Structural insights into redox homeostasis

氧化还原稳态的结构见解

• 批准号: 7075266
• 负责人: JOSEPH J BARYCKI
• 金额: $ 20.23万
• 依托单位: UNIVERSITY OF NEBRASKA LINCOLN
• 依托单位国家: 美国
• 财政年份: 2006
• 资助国家: 美国
• 起止时间: 2006-04-01 至 2011-03-31
• 项目状态: 已结题
• 来源: https://reporter.nih.gov/project-details/7075266
• 关键词: NAD(P)H oxidoreductase; carbon nitrogen ligase; cellular respiration; electron transport; enzyme mechanism; enzyme structure; glutathione; mitochondria; protein glutamine gamma glutamyltransferase; thioredoxin

DESCRIPTION (provided by applicant): Efficient intracellular electron transfer is essential to organisms that use oxygen. An exquisite balance between oxidized and reduced enzymes and cofactors, termed redox homeostasis, must be carefully regulated to maintain cellular function. Loss of redox balance underlies molecular changes associated with aging and age related diseases. Consequences of acute or chronic disruption in redox homeostasis include neurodegenerative diseases, cancer, diabetes mellitus, atherosclerosis, and rheumatoid arthritis. To investigate the specific molecular and chemical events that govern redox balance, structural and biochemical studies of enzymes that preserve cellular redox potential will be examined. In particular, the proposed research will consider the enzymatic pathways responsible for the maintenance of reduced thioredoxin and glutathione pools by addressing the following specific aims: (i) Characterize the electron transfer cascade catalyzed by mitochondrial thioredoxin reductase at the molecular level. The goal of this aim is to use structural analysis and biochemical characterizations to examine the mechanistic details of the thioredoxin system as it pertains to mitochondrial redox homeostasis. We will determine the crystal structures of mitochondrial thioredoxin and glutaredoxin alone and in complex with mitochondrial thioredoxin reductase. (ii) investigate the structural and mechanistic features of essential glutathione homeostasis enzymes. The goal of this aim is to gain insight into the regulation of glutathione levels. We will examine the molecular details of allosteric regulation of glutamate cysteine ligase, which catalyzes the committed step of glutathione bisoynthesis. We will also examine the auto-activation mechanism of g-glutamyl transpeptidase, an ectoenzyme required for glutathione salvage, and the effects of self-processing on catalytic activity. Structural characterizations of these key thioredoxin and glutathione systems will provide new insights into mechanisms of cellular redox homeostasis. Understanding the crucial details may translate to new therapeutic targets in the array of difficult health problems caused by oxidative damage.

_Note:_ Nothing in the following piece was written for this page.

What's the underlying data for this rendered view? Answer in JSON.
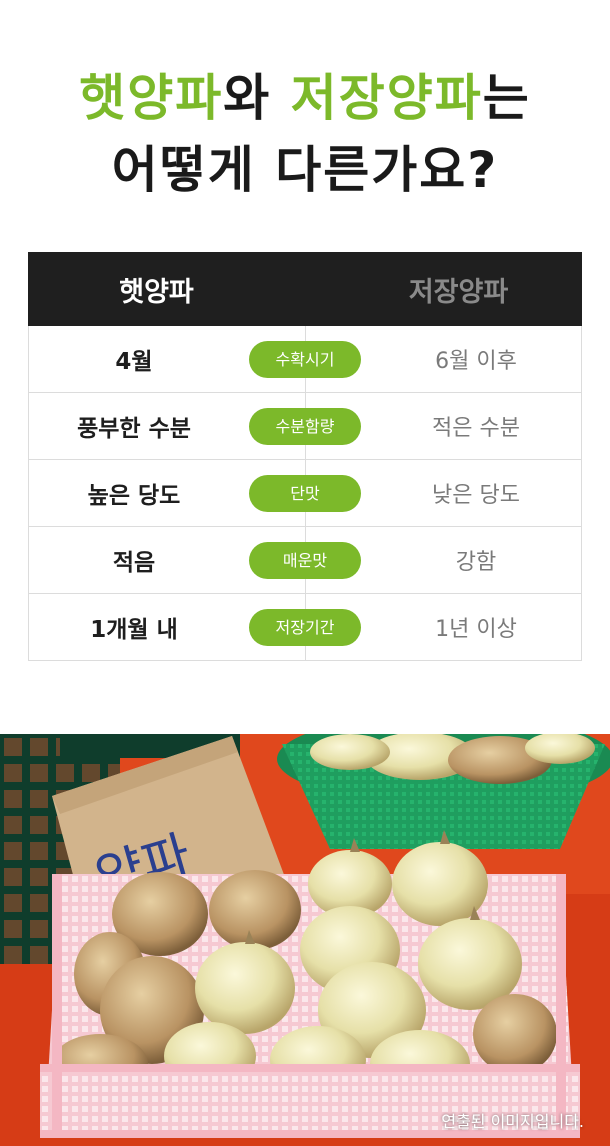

描述（由申请人提供）：有效的细胞内电子转移对使用氧气的生物体至关重要。氧化和还原酶和辅因子之间的微妙平衡，称为氧化还原稳态，必须仔细调节以维持细胞功能。氧化还原平衡的丧失是与衰老和年龄相关疾病相关的分子变化的基础。氧化还原稳态的急性或慢性破坏的后果包括神经退行性疾病、癌症、糖尿病、动脉粥样硬化和类风湿性关节炎。为了研究控制氧化还原平衡的特定分子和化学事件，将检查保持细胞氧化还原电位的酶的结构和生物化学研究。特别是，拟议的研究将考虑负责维持还原硫氧还蛋白和谷胱甘肽池的酶途径，解决以下具体目标：（i）表征线粒体硫氧还蛋白还原酶在分子水平上催化的电子传递级联。这个目标的目的是使用结构分析和生化表征，以检查的硫氧还蛋白系统的机制细节，因为它属于线粒体氧化还原稳态。我们将确定线粒体硫氧还蛋白和谷氧还蛋白单独和与线粒体硫氧还蛋白还原酶复合的晶体结构。(ii)研究必需谷胱甘肽稳态酶的结构和机制特征。这个目标的目的是深入了解谷胱甘肽水平的调节。我们将研究谷氨酸半胱氨酸连接酶的变构调节的分子细节，该酶催化谷胱甘肽双合成的关键步骤。我们还将研究谷胱甘肽补救所需的胞外酶g-谷氨酰转肽酶的自激活机制，以及自处理对催化活性的影响。这些关键的硫氧还蛋白和谷胱甘肽系统的结构特征将提供新的见解细胞氧化还原稳态的机制。了解关键的细节可能会转化为新的治疗目标，在一系列困难的健康问题所造成的氧化损伤。